Since 1980, Republicans have won five out of seven presidential elections–with Bill Clinton’s
two-term presidency the only Democratic victory. Nevertheless, Bush has weakened the Republican
hold on the presidency, and the 2008 presidential election is expected to turn left, as many
experts believe the Democrats are likely to take over the White House in January 2009.

But before asking whether a Republican or Democrat stands the best chance of winning, it’s
important to note that one-third of Americans regard themselves as conservatives while one-fifth
term themselves liberals. What’s the difference? Republicans tend to be more conservative,
defending traditional values such as family and the military; Democrats are more inclined to back
diplomacy and freedom of expression. Socially, the two parties widely disagree on abortion, gun
control, and a range of other issues.

But transcending all of this is their fundamental views of the world. Both Republicans and
Democrats push for U.S. leadership in the world. They religiously believe in a market economy and
individual rights, as well as liberty and freedom. Hence, they are both in favor of expanding the
U.S. brand of democracy worldwide–although they differ in the approach of how to do so. But no
matter whether it’s a unilateral or multilateral approach, neither Republicans nor Democrats
hesitate to wage warfare. Most recently, President Clinton used a record high number of forces
around the globe, earning the label of neo-interventionist, and Bush initiated an unlawful war in

The presidential candidates (irregardless of party affiliation) are following suit. For example,
even before the Democratic primary, Barack Obama has been threatening to attack Pakistan should
Islamabad not be more straightforward in its pursuit of Osama bin Laden. Apparently in competing
against Hillary Clinton and other presidential contenders, he wants to show his strength on defense
and national security by engaging in heavy-handed anti-terror rhetoric–something that has worked
for Bush in the past, especially during the 2004 general election.
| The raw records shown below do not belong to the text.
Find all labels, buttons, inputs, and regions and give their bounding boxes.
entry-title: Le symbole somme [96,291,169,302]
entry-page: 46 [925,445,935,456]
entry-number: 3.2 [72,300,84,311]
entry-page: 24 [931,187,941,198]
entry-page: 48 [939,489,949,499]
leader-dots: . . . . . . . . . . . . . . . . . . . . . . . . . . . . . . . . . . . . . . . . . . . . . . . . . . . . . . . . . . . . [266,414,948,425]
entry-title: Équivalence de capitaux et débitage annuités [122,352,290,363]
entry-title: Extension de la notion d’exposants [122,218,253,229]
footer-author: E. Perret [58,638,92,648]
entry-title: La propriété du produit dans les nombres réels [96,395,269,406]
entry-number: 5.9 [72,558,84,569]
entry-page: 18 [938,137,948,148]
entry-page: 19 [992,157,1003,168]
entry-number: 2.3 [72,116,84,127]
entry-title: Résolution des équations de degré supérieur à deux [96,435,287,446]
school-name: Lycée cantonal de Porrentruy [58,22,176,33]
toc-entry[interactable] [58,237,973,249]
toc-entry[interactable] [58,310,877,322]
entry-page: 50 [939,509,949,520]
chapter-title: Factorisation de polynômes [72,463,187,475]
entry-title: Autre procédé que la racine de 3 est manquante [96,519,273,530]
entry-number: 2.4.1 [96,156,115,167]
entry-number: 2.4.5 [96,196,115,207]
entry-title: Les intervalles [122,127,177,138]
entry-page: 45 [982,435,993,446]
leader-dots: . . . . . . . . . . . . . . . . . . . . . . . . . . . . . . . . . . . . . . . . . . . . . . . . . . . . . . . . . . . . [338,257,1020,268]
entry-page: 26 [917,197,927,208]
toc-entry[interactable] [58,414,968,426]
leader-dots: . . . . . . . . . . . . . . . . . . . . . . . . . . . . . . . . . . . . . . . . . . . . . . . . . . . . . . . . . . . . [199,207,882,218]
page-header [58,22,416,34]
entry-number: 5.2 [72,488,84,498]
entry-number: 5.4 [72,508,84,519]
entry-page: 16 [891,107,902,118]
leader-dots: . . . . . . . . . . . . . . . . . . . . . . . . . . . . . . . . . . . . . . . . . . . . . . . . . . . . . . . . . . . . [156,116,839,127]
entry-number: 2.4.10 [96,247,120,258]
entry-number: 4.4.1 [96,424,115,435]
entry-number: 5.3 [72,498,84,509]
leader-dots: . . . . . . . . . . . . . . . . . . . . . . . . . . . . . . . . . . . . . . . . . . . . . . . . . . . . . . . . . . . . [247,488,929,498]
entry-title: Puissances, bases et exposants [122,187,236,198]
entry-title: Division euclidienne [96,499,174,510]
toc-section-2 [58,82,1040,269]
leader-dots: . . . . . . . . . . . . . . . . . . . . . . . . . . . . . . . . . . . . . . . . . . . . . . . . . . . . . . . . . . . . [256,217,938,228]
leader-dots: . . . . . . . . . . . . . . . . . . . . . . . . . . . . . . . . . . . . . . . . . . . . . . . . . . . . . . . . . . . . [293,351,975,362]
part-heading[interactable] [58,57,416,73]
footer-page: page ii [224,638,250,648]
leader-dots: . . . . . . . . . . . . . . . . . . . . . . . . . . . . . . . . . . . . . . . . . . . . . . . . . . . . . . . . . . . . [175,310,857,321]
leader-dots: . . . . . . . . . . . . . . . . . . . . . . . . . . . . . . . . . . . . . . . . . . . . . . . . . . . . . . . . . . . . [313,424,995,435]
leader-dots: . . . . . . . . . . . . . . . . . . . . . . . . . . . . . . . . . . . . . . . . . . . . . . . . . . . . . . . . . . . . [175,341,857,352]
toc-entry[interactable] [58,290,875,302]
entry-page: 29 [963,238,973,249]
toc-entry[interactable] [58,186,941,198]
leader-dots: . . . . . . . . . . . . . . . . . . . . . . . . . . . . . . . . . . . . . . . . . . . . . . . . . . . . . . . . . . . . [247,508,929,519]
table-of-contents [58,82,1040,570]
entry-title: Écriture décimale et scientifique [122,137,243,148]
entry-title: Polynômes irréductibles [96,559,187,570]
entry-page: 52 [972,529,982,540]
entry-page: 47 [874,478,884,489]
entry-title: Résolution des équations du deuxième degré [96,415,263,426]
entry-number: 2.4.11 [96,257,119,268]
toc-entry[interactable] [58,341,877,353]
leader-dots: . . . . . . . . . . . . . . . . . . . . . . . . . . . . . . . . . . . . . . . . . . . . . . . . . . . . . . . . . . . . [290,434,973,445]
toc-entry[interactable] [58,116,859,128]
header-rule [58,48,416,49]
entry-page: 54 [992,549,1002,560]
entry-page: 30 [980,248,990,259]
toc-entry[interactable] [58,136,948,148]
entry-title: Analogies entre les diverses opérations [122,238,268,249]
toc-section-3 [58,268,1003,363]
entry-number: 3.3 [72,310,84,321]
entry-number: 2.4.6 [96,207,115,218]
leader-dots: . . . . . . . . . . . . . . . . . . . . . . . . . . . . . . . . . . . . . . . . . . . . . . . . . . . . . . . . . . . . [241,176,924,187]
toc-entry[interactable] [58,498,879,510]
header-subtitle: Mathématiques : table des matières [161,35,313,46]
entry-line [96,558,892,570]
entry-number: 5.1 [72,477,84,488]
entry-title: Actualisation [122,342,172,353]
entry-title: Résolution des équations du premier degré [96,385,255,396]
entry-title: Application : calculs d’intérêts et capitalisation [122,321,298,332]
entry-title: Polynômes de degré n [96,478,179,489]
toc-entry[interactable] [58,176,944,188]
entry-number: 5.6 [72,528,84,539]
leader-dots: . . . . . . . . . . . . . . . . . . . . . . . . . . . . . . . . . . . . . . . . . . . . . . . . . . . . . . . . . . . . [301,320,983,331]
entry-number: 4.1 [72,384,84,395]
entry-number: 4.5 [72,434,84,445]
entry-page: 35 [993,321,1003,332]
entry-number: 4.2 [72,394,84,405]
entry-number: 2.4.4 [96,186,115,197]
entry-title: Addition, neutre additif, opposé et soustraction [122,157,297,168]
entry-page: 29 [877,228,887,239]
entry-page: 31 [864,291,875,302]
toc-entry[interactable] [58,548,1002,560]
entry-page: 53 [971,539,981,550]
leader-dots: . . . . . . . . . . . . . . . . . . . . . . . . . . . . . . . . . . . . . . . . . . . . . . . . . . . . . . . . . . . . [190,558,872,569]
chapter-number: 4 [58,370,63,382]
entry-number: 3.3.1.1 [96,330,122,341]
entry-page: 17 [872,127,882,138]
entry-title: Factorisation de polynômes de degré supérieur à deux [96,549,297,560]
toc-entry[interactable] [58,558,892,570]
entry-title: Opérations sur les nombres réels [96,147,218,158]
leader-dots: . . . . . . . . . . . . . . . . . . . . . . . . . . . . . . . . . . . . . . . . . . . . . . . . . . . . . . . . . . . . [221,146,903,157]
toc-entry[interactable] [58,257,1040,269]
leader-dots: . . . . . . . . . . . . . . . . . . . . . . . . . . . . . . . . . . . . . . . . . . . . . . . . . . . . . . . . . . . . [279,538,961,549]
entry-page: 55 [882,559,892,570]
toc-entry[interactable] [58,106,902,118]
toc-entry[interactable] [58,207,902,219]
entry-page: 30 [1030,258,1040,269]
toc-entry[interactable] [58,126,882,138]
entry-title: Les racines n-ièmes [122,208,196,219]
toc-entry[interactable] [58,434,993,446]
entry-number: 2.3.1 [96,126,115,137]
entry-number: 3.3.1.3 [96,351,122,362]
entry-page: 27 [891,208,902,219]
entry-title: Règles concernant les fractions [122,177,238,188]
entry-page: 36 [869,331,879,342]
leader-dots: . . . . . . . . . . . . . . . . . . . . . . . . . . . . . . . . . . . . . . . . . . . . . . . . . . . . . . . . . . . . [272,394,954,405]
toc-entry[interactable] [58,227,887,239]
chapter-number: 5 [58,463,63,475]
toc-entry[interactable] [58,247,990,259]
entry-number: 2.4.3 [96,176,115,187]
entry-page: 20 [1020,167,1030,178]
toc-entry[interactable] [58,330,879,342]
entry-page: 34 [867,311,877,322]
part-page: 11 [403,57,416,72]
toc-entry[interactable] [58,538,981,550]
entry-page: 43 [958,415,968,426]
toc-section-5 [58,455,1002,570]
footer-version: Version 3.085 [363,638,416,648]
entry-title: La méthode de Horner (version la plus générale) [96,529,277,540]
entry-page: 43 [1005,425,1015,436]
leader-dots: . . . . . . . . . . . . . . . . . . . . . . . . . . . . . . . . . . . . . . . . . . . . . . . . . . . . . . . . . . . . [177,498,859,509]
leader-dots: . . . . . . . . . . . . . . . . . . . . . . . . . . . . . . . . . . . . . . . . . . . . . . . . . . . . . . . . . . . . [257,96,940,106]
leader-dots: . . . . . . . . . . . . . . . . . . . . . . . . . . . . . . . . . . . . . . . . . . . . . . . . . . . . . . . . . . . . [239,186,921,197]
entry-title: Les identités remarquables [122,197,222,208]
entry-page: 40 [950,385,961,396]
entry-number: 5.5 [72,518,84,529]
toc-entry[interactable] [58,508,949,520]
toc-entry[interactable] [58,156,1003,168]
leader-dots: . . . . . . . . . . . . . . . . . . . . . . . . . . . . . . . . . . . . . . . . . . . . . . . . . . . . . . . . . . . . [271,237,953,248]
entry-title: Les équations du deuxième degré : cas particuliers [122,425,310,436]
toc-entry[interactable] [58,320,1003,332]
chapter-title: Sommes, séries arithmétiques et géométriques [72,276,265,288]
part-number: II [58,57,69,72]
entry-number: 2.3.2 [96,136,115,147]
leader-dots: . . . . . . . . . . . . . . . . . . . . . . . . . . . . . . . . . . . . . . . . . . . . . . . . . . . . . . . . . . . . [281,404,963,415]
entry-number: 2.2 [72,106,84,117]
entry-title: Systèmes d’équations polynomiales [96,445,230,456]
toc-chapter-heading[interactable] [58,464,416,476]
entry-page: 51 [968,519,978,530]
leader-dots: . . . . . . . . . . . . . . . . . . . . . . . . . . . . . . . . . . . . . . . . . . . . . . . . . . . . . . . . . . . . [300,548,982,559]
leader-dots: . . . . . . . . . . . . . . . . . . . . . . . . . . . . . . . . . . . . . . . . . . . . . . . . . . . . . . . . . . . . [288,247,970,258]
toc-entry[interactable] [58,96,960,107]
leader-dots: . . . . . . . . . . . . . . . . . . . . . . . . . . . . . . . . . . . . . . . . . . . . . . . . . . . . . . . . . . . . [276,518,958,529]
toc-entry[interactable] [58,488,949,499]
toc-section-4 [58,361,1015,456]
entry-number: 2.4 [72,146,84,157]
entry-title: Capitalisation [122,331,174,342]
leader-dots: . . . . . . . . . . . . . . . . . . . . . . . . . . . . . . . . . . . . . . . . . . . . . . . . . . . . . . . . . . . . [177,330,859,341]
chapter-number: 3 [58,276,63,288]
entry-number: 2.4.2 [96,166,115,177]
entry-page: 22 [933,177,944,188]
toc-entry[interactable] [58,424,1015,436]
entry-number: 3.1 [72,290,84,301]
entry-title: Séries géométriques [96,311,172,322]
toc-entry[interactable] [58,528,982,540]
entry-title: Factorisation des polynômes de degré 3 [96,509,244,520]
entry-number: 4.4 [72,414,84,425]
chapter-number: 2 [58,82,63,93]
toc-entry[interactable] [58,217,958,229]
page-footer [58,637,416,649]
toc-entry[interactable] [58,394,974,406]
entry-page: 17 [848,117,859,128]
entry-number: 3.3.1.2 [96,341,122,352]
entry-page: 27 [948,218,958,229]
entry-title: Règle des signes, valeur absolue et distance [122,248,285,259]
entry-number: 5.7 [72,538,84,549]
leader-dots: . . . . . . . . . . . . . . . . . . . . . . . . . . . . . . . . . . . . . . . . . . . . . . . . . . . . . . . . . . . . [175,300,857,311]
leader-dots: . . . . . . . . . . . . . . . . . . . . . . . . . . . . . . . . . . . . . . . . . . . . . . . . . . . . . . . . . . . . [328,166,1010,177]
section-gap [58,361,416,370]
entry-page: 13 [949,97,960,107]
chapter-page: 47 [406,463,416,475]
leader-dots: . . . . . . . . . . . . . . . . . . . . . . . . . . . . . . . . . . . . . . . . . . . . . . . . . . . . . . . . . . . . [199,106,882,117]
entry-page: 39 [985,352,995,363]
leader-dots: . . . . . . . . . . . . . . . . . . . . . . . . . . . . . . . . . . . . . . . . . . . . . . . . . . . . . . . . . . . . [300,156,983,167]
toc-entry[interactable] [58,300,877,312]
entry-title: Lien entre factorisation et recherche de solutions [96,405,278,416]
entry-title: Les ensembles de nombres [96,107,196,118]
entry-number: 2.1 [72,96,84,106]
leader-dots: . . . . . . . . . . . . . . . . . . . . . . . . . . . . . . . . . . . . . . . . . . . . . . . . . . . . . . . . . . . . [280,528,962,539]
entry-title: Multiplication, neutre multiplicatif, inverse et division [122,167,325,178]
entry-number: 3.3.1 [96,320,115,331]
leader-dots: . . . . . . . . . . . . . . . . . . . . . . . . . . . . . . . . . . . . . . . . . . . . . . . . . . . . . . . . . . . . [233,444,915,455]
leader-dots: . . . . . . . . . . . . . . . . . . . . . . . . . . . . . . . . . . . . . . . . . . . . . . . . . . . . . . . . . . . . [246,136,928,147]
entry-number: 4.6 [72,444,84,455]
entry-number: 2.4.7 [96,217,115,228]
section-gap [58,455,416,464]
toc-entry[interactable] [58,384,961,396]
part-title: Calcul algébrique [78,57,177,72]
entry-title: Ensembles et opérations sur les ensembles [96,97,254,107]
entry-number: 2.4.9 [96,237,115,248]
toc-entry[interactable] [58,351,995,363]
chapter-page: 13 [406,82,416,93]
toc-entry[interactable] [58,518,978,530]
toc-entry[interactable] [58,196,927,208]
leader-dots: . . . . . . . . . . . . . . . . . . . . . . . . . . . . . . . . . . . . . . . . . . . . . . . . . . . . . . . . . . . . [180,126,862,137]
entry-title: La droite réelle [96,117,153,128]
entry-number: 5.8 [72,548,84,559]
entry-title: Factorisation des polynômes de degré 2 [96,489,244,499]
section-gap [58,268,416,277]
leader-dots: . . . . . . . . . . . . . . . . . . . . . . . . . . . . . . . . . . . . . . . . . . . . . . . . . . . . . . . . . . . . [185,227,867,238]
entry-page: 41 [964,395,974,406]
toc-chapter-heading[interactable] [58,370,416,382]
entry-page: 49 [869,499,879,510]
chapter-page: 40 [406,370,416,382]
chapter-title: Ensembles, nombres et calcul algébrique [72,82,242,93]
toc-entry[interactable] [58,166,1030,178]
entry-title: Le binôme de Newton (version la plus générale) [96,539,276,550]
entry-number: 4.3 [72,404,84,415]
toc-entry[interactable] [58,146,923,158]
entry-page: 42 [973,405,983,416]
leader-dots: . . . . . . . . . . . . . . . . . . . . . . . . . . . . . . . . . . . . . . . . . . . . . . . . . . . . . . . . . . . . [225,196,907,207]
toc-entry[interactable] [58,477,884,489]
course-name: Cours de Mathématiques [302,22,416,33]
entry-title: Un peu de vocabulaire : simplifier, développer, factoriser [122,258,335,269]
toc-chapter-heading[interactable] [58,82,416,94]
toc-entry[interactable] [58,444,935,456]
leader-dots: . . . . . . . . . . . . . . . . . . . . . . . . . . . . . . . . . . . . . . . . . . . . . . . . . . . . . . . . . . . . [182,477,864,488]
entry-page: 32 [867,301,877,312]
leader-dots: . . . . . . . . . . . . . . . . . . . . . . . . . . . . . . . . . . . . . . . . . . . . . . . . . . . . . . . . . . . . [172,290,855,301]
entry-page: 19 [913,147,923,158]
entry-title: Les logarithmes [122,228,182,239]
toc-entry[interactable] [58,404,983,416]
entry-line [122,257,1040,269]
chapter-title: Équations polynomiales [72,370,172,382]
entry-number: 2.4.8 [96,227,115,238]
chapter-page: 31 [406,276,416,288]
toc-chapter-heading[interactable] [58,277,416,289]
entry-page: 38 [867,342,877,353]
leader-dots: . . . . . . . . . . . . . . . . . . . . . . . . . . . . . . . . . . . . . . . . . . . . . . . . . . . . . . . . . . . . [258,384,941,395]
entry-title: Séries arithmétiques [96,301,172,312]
Given that both parties want the United States to serve as the world’s leader, China must be
sophisticated in how it views the U.S. presidential election and the challenges and opportunities
each party and candidate presents. For a long time, China has been accustomed to a Republican
strategic foreign policy characterized by an international balance of power–whether it was
President Ronald Reagan or the Bush presidents. Therefore, as long as there was a pressing
arch-threat from the Soviets or Al Qaeda, the United States would consider dealing with China as a
potential challenger with a lower priority. But Beijing should take notice that President Clinton
sent military aircraft to the Taiwan straits to pressure China, and that the current president
recently cut a deal with India to cooperate with New Delhi on civilian nuclear power–apparently
with an eye toward China.

So, whether the United States turns right or left in 2008, there won’t be a fundamental shift in
Washington. Beijing needs to make sure to keep this in mind.